The craft may have been the work of Nazi scientist and NASA employee Werner von Braun and the infamous V2 rocket specialists taken to America at the end of World War II in America’s bid to outdo the Soviet Union in the field of rocket technology. Click on this link for more in-depth research into the ‘Nazi Bell’ design.
While I was already familiar with the Nazi/UFOs subject, this was the first time I’d heard the Nazi scientists mentioned specifically in relation to the alleged Roswell crash. The phenomena of ‘Nazi UFOs’ is not a new revelation, of course. It has been known for decades that British and American bomber pilots flying German skies during the war reported seeing strange objects and flying saucers.
While mainstream flying saucer lore cites Kenneth Arnold’s famous 1947 sightings as the beginning of the modern ‘flying saucer era’, a truer overview of the timeline might instead cite Nazi skies during World War II as the actual beginnings of the modern phenomena (the ‘Foo Fighters’ phenomena, as it was being called).
Curiously the widely-held ‘beginning date’ of the flying saucer ‘craze’ – 1947 – was a mere two years after the end of the Second World War; and therefore would be exactly the sort of time-frame in which Nazi UFO designs might’ve started to be tested in American skies, this being 1 – 2 years after German scientists may have been spirited to the US as part of ‘Operation Paperclip’.
Therefore, chronology wise, this German/Roswell connection idea would seem to make sense.
Doesn’t mean it’s true, of course; but that’s not for me to say.
However, the Nazi Bell explanation wouldn’t seem to account for the longstanding claims of alien bodies being retrieved from the crash. For the Nazi Bell narrative to hold true, we would have to believe that the stories of the alien bodies (or even living aliens) were false: or that the official explanation of ‘crash test dummies’ being mistaken for ET bodies being true.
Could crash test dummies have been used in the alleged Nazi craft? And were these mistaken by someone for real aliens when the wreckage was found?
Or is this Nazi Bell narrative being put out there to deliberately confuse or re-frame the story?
Whether it was a crashed experimental craft with its origins in the Third Reich, a fallen spacecraft from another galaxy, a visit-gone-wrong from ‘interdimensional beings’, a time-travel crash by Quark and the Ferengi (according to a funny episode of Deep Space Nine), or whatever else has been postulated over the years… something out-of-the-ordinary clearly happened in Roswell, New Mexico, in the summer of 1947.

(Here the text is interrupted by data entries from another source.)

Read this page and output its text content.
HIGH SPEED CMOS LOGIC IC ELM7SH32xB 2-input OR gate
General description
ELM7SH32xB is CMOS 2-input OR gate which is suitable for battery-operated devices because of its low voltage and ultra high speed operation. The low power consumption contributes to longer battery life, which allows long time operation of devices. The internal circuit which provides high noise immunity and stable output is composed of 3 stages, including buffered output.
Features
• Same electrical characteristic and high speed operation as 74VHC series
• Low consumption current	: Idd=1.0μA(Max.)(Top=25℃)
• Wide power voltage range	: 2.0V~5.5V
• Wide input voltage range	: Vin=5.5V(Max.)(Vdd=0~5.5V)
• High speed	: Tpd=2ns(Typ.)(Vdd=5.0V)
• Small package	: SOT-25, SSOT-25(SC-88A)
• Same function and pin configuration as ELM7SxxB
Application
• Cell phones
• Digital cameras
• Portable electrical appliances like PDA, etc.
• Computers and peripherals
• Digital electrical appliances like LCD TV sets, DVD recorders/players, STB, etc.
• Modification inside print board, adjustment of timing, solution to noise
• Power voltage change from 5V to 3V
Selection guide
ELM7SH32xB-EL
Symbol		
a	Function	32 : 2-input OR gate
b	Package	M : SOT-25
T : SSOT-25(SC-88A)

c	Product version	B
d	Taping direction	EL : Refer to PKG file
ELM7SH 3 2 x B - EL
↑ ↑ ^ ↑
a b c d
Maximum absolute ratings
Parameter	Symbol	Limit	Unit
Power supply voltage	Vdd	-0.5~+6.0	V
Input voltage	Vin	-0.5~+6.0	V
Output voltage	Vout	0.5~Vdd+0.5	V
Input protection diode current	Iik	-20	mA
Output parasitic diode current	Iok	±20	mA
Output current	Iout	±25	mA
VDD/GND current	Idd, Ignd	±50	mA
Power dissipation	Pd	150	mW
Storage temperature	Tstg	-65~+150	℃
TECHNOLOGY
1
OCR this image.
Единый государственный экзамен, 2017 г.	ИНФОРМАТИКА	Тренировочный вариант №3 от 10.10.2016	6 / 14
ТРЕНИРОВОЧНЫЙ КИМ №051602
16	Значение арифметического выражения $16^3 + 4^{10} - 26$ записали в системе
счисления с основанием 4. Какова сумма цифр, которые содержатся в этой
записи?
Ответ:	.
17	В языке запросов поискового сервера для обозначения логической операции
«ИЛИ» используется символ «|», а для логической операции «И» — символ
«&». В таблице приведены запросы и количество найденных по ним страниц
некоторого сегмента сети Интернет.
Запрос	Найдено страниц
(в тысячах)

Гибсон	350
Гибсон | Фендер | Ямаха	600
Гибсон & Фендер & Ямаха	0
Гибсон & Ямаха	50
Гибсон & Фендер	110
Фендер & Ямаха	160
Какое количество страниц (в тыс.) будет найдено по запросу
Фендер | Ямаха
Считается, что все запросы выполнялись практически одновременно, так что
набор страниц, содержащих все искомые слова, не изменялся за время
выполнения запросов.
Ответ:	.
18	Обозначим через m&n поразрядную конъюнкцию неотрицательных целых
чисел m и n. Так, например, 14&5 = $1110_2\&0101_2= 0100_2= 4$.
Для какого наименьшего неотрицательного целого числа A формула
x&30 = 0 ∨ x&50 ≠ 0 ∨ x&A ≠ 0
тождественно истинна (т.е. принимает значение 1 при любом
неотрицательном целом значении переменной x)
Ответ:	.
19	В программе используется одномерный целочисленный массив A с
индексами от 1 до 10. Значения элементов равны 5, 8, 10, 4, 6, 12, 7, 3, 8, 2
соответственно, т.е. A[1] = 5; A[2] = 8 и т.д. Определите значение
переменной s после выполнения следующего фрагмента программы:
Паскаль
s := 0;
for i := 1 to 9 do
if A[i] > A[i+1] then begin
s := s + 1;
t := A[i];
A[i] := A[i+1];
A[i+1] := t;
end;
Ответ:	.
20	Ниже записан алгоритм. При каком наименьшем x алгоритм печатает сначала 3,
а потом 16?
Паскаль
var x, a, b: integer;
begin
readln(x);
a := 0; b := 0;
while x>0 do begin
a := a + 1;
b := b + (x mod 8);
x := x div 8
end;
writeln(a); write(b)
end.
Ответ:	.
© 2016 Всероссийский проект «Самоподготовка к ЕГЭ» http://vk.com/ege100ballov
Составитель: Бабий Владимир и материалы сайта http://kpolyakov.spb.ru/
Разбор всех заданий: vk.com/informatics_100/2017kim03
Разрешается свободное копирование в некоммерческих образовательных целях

And we know as a matter of fact that Werner von Braun and the German scientists were in the United States at that time, less than two years after the end of the Second World War.
AND that the ‘foo fighters’ sightings seemed to transplant from World War II Europe to post-war United States within this precise time-frame: as in, the ‘sightings’ or incidents seemed to follow the Nazi scientists from Germany to the United States, with Kenneth Arnold seeing his flying saucers and 1947 and the Roswell Incident occurring mere weeks later.
This does seem to be as good, as logical, an explanation for the Roswell Incident as we’ve ever had. And it requires no alien beings, interdimensional entities or alien autopsies.
Which makes it a lot less exciting: but no less interesting.